Trying to find the answer, Mr Lorenzini started a research. It took him many months and uncounted hours of trolling through archives storerooms, the Social Security index, Census reports and city records on births, deaths and employment, and finally discovered the photographer: Eugene de Salignac.
Though Michael Lorenzini unearthed primary sources to reconstruct de Salignac’s biography, still a lot about him remains unknown.
The basic facts of his life are that he was born in Boston in 1861 into an eccentric family of exiled French nobility. He got married, had two children and, after separating from his wife in 1903, at the age of 42 he started working for the City of New York. It was his brother-in-law who found him the job as an assistant to the photographer for the Department of Bridges, Joseph Palmer. After 3 years of apprenticeship, Palmer suddenly died, and in October 1906, de Salignac assumed his duties until 1934. Though he turned 70, he was still climbing bridges and actively working, but was forced to retire in 1934 despite a petition to Mayor La Guardia. Eugene de Salignac died in 1943, at 82.
De Salignac was not a typical municipal photograph. His job was to provide a record of the changing New York: the construction of bridges, municipal building, subway, tunnels, trolley lines, buses, ferries, street scenes, construction laborers, office workers, panoramas and etc. And he did it, but more as an artist than as an ordinary municipal worker. Some of his most compelling images reveal that he had an eye for composition, form and light. A real piece of art is his iconic photograph of the Brooklyn Bridge painters.
Obviously with such a huge amount, it is not possible that all of his photographs possess the high quality of an art work, but still they are great images from historical point of view. Moreover, it seems that de Salignac liked his job and these newly-built constructions became a continual source of his inspiration. He captured these symbols of the industrial progress in their unusual beauty.
Now since his name has emerged, he deserves all the merits for his work. In his lifetime de Salignac’s work was little seen outside of New York City government, and his name was forgotten after his death in 1943. Not however his images. They have been used in books and films but since their author was unknown, it was no possible to give them the correct credit.
Most of his collection now is held by the New York City Municipal Archives.
In 2007, they have published (publisher Aperture) the monograph ‘New York Rises: Photographs by Eugene de Salignac’ with authors Michael Lorenzini and Kevin Moore.
Among many of his photographic duties was also the task of taking portraits for licenses. He often shot two men at a time but it is not yet clear why.

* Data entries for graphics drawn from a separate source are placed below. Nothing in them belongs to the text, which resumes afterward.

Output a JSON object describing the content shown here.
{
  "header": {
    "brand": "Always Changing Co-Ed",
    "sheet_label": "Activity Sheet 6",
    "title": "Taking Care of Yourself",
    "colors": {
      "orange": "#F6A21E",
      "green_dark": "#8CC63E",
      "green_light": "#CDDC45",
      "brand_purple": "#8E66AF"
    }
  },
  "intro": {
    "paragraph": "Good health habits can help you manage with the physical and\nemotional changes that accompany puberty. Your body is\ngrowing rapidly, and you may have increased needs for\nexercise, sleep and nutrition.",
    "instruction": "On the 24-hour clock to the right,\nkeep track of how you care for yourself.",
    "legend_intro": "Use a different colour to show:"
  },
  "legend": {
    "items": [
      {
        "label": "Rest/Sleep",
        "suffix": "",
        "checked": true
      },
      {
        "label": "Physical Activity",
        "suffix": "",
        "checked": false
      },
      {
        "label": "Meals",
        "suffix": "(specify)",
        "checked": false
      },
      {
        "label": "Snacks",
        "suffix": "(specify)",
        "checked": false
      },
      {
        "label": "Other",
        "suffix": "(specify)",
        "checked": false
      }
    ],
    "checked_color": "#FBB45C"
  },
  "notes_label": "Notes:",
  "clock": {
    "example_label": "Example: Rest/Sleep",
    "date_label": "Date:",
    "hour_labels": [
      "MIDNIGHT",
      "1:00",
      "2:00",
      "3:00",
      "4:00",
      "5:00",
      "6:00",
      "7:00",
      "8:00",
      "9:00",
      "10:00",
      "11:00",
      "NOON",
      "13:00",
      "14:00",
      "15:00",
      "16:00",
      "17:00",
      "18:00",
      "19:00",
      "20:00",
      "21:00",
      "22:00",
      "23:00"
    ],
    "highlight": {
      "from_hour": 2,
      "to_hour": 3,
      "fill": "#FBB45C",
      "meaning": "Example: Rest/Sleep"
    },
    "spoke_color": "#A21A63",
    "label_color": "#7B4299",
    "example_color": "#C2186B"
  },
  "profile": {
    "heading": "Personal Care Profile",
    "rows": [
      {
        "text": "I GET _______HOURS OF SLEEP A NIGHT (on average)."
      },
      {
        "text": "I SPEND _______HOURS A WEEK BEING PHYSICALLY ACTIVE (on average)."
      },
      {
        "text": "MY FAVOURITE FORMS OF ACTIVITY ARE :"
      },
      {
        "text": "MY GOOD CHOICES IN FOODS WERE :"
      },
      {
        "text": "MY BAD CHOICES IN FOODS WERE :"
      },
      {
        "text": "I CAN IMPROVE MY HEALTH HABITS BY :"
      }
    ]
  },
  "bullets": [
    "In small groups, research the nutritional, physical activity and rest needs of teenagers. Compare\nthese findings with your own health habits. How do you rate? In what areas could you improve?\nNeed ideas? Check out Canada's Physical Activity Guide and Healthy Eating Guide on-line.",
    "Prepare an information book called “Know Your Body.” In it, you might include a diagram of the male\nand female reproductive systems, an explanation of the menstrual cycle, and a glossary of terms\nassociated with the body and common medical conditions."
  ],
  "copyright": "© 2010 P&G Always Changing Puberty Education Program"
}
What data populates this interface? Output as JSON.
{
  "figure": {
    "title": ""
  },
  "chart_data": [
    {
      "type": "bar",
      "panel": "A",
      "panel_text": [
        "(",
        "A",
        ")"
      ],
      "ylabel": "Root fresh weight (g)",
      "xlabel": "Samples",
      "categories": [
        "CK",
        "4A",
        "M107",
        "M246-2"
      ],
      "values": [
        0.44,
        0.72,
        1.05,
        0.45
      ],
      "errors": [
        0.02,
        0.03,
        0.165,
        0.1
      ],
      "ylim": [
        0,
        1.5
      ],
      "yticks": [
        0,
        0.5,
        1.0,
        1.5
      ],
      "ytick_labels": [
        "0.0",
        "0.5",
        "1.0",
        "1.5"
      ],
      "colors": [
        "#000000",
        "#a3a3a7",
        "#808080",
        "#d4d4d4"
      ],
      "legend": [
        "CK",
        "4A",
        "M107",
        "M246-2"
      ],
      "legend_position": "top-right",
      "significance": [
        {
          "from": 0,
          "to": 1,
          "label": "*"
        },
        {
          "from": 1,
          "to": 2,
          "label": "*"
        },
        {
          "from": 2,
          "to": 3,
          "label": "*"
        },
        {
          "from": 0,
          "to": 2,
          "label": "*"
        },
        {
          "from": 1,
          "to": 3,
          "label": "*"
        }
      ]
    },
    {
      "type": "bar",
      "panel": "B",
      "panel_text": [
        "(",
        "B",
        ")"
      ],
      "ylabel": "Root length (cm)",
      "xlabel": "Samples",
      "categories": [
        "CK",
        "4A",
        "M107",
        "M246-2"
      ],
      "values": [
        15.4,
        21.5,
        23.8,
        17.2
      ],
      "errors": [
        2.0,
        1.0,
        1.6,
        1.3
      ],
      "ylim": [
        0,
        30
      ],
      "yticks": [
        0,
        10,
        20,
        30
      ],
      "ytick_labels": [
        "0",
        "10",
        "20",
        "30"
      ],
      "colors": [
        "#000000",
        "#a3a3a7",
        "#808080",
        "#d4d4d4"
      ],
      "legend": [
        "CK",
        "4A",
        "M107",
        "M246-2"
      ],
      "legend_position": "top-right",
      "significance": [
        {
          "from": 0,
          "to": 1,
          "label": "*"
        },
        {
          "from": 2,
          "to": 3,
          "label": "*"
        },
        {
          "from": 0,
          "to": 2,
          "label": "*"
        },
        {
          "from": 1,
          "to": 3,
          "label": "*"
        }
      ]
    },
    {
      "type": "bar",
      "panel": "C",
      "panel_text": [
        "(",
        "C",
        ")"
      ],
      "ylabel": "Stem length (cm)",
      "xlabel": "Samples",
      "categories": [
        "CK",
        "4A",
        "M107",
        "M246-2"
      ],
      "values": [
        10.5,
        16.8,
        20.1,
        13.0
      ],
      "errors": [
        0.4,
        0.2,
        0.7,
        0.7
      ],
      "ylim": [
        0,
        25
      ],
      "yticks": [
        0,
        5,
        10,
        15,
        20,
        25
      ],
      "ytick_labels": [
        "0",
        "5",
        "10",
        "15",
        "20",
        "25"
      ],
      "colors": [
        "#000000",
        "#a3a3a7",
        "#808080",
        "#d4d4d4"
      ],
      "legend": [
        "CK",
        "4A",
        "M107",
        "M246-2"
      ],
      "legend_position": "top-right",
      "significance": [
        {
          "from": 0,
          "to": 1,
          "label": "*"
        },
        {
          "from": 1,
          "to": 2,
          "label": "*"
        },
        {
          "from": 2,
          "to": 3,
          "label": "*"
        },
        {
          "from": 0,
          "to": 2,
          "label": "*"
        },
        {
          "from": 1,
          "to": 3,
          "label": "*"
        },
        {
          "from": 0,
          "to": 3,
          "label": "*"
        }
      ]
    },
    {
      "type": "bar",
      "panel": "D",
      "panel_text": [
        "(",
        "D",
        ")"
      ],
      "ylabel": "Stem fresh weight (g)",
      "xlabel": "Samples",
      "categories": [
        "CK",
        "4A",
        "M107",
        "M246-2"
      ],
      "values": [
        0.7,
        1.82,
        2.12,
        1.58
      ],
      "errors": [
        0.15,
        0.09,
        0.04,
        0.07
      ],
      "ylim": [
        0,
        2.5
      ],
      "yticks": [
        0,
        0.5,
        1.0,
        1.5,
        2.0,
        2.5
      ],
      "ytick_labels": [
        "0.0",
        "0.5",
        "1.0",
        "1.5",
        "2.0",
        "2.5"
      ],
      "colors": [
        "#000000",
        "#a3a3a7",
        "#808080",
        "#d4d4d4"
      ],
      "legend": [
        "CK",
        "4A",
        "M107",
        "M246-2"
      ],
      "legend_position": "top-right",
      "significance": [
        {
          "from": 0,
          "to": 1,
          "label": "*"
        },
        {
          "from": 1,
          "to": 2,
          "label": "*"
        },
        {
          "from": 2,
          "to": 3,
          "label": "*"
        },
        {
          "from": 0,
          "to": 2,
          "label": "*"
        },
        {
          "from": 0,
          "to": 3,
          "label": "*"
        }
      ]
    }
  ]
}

*Bridges/Plant & Structures, 1901-1939. With consolidation of the Greater City of New York in 1898, all bridges over waterways were placed under jurisdiction of the newly-formed Department of Bridges. In 1916, Bridges merged with Public Works and became the Department of Plant & Structures with responsibility for streetcar lines, ferryboats, sewers, waste disposal facilities, homeless shelters, and bridges.